There are many ways to make this discovery besides formal meditation. Sitting without moving on a cushion isn’t everybody’s cup of tea. For some, moving with quiet, peaceful, focused attention, as in Yoga or Tai Chi, is an easier and more direct route. And speaking of tea, in Japan, the ritual of the tea ceremony is a time-honored way to realize the harmony of being that Nhat Hanh describes. And, of course, many cultures around the world have some version of the sacred meal: the Passover seder in Judaism, and the Eucharist in Christianity that developed from it; the mindful relationship to eating practiced during Ramadan by Muslims; the giving of gifts of sweets or fruit as prasad in the traditions of India, to name a few.
But for those who identify themselves as “spiritual, but not religious,” or don’t even think of themselves as spiritual, the good news is that you can still benefit from the practice of mindfulness. There’s nothing uniquely “Buddhist” or “religious” about paying attention, or breathing and acting with care, or bringing full feeling to what we do. Old fishermen sitting on the well-worn boards of a dock or dam let their minds go quiet and still and keep a calm, alert attention on their line and hook in the water, sometimes with an uncanny awareness as to when that elusive fish is about to strike. Good golfers or tennis players practice a kind of home-grown Zen, shifting into a state that Hungarian psychologist Mihaly Csikszentmihalyi describes as “Flow,” in which nothing exists except their whole body and mind in just this instant, entirely focused on the ball and the swing. Martial artists, especially those who practice what are sometimes called the “internal” arts, which deliberately employ the coordinated use of breath, movement, energy and sometimes voice, regularly cite having this experience. These and countless other types of personal rituals can be completely legitimate experiences of mindfulness for us all. It’s more about our noticing that we’re doing it, so we can work with it directly and enhance it, than what we call it or how we get there.
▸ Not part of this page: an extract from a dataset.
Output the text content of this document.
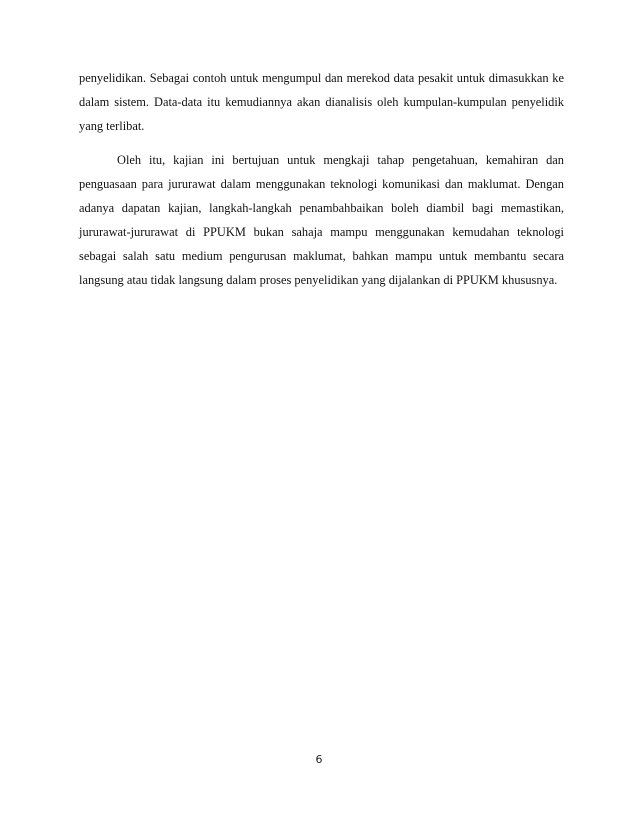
penyelidikan. Sebagai contoh untuk mengumpul dan merekod data pesakit untuk dimasukkan ke dalam sistem. Data-data itu kemudiannya akan dianalisis oleh kumpulan-kumpulan penyelidik yang terlibat.

Oleh itu, kajian ini bertujuan untuk mengkaji tahap pengetahuan, kemahiran dan penguasaan para jururawat dalam menggunakan teknologi komunikasi dan maklumat. Dengan adanya dapatan kajian, langkah-langkah penambahbaikan boleh diambil bagi memastikan, jururawat-jururawat di PPUKM bukan sahaja mampu menggunakan kemudahan teknologi sebagai salah satu medium pengurusan maklumat, bahkan mampu untuk membantu secara langsung atau tidak langsung dalam proses penyelidikan yang dijalankan di PPUKM khususnya.

6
However it happens, when we engage the world in this deeper way, we learn to care for it more fully and completely. By cleaning a cup with our full attention and feeling, as if nothing else existed and nothing could be more important, we learn how to care for the whole world. As Zen teacher Cheri Huber puts it, “how you do anything is how you do everything.” And the benefits flow right back to us. By learning how to be mindful of walking, or raking the leaves, we wake up the energy of love in ourselves; and it is the very nature of love to include rather than exclude, and to bring everything together rather than to divide. By practicing mindful living, we take care not only of a dish, a leaf, or a cup of tea or coffee, but ourselves and our world, as well.
Imagine, all of that, right there in a single breath.